Lessons Learned¶
Honest retrospective: what worked well, what didn't, and what I'd change next time.
Work in progress
This page is a placeholder. Will be written at project completion.
What Worked Well¶
- DVC + MLflow together — clear separation between data versioning and experiment tracking; made pipeline reproducibility straightforward.
- Temporal split enforced early — catching leakage at the test level prevented subtle bugs from propagating to production metrics.
- Hydra for config — switching between dev/prod/test configs without code changes was a big productivity win.
- FastAPI dependency injection — kept route handlers thin and made testing services easy.
What Was Harder Than Expected¶
- Kubernetes networking on a single-node VPS — Getting Ingress + cert-manager + internal service resolution working took significant iteration.
- Feature parity between offline and online paths — Ensuring that features computed in the DVC pipeline exactly matched what the API computes at inference time required explicit contracts and tests.

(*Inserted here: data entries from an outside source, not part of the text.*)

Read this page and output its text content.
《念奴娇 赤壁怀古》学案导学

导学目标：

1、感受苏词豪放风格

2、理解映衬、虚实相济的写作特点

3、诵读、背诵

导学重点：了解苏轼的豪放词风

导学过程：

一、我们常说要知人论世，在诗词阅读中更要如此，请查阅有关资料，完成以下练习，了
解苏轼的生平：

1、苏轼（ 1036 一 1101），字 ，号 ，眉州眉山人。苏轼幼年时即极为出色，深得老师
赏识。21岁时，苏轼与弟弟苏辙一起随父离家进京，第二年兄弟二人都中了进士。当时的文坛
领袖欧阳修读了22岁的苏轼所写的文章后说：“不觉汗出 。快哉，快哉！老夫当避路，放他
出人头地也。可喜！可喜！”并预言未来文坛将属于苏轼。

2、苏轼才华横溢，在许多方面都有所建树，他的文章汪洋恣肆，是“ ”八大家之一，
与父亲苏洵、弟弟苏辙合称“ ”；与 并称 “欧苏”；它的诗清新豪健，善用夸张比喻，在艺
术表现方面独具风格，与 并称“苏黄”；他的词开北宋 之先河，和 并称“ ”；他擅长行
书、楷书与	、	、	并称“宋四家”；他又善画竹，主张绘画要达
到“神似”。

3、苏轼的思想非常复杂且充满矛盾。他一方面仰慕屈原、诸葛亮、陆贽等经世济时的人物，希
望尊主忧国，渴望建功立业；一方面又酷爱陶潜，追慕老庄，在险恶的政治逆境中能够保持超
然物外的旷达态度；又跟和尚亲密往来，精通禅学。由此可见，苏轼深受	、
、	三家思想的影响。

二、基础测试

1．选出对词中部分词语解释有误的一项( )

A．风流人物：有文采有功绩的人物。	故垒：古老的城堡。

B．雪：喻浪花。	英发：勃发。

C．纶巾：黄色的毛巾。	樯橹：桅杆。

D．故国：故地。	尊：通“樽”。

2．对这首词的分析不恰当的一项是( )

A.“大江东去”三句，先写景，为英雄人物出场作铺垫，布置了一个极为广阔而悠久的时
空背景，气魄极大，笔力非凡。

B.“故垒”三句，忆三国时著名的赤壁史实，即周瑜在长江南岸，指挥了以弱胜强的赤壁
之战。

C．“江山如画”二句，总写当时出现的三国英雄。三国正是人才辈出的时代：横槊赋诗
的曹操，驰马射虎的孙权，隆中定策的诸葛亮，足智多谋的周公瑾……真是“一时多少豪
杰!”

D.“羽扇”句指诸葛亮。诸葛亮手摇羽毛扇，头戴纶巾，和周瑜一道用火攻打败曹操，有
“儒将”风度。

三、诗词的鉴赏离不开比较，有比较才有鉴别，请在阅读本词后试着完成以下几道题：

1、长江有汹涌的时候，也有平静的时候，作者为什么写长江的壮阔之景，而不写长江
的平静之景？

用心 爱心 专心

- Airflow on Docker with custom dependencies — Dependency conflicts between Airflow's bundled packages and project requirements required a custom Dockerfile approach.
What I'd Do Differently¶
- Set up a proper feature store (e.g., Redis + Feast) earlier to avoid the offline/online parity problem.
- Use a managed database (even free tier) to avoid ops overhead on PostgreSQL in K8s.
- Start with structured logging and log aggregation from day one instead of retrofitting.
Open Questions¶
- When to introduce streaming ingestion (Kafka) vs. the current Airflow batch approach.
- Whether a dedicated vector store adds value for match context embeddings.